You are viewing a plain text version of this content. The canonical link for it is here.
Posted to issues@lucene.apache.org by "ASF subversion and git services (Jira)" <ji...@apache.org> on 2022/08/20 01:05:00 UTC
[jira] [Commented] (LUCENE-9583) How should we expose VectorValues.RandomAccess?
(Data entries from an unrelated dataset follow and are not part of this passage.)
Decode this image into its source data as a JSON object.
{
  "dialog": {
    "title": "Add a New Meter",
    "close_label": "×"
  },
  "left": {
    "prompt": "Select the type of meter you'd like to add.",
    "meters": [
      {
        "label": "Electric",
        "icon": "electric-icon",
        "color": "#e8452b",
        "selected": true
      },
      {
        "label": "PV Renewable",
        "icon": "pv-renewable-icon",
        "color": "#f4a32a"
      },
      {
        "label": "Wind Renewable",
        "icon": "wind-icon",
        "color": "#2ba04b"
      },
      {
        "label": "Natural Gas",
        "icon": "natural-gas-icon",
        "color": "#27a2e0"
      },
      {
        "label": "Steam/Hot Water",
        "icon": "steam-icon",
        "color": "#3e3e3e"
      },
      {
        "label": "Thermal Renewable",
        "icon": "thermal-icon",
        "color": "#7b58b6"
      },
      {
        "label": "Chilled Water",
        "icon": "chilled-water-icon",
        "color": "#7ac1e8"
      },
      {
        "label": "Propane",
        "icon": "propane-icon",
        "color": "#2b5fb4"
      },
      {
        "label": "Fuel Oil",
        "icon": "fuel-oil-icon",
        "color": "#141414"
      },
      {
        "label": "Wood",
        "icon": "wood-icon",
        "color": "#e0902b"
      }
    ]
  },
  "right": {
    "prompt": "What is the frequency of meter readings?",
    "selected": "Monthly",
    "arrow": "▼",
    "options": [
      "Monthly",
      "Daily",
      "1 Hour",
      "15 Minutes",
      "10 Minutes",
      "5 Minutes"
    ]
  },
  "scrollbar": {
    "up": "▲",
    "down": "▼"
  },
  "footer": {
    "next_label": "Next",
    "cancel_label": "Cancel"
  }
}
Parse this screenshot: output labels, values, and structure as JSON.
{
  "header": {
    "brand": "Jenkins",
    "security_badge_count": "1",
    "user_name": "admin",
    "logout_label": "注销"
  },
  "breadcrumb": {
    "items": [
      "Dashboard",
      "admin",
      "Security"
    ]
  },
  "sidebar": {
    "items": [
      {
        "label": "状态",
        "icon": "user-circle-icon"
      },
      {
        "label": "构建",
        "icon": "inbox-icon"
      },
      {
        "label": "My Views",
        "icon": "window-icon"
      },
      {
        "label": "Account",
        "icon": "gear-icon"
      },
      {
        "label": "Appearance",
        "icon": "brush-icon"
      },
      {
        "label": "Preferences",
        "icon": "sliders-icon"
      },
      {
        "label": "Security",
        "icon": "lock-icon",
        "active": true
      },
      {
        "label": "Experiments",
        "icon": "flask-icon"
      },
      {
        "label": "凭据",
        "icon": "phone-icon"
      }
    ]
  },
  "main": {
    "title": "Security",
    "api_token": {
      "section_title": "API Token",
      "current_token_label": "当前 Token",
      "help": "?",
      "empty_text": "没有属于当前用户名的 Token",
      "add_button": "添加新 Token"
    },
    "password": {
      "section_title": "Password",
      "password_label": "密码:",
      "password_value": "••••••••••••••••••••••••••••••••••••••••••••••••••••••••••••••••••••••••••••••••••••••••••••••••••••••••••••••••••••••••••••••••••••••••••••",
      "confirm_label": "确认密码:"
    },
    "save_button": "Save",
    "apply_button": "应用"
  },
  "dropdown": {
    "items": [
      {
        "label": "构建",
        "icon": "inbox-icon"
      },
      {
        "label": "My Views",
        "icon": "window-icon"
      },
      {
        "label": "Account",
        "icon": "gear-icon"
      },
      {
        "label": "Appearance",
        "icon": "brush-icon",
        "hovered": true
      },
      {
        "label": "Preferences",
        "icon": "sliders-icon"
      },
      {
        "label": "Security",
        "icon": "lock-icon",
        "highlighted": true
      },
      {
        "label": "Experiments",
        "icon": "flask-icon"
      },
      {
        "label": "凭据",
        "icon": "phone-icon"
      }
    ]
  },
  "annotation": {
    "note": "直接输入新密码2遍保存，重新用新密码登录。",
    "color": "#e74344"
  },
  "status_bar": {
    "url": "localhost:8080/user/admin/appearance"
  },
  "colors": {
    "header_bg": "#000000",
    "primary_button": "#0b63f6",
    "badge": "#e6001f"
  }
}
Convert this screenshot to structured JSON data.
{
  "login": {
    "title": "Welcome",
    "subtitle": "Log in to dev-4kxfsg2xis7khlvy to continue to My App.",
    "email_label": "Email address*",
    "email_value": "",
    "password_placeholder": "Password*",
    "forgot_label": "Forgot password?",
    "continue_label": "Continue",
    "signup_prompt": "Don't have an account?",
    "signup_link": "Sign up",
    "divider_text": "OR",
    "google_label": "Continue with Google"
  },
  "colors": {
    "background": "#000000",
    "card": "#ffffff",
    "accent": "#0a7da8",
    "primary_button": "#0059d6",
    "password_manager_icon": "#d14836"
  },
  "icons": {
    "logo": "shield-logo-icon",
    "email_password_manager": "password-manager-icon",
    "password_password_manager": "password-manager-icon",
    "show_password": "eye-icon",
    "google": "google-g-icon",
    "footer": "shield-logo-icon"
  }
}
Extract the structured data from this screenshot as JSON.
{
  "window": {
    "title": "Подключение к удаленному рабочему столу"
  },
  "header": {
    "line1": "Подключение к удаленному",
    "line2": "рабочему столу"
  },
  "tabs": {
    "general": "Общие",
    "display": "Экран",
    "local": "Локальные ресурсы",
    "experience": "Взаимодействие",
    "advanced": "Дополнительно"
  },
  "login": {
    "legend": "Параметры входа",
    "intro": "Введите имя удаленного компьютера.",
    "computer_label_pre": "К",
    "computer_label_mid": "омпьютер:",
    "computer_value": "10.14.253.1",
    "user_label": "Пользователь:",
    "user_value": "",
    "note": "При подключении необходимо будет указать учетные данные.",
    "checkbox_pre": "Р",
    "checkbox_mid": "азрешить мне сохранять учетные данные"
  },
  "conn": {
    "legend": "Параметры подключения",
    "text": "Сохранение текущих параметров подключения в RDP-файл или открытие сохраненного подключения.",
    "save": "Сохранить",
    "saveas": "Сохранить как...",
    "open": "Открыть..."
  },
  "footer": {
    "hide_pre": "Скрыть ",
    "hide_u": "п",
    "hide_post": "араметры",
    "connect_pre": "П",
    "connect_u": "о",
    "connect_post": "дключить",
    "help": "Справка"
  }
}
    [ https://issues.apache.org/jira/browse/LUCENE-9583?page=com.atlassian.jira.plugin.system.issuetabpanels:comment-tabpanel&focusedCommentId=17582097#comment-17582097 ] 

ASF subversion and git services commented on LUCENE-9583:
---------------------------------------------------------

Commit 8308688d786cd6c55fcbe4e59f67966f385989a2 in lucene's branch refs/heads/main from Julie Tibshirani
[ https://gitbox.apache.org/repos/asf?p=lucene.git;h=8308688d786 ]

LUCENE-9583: Remove RandomAccessVectorValuesProducer (#1071)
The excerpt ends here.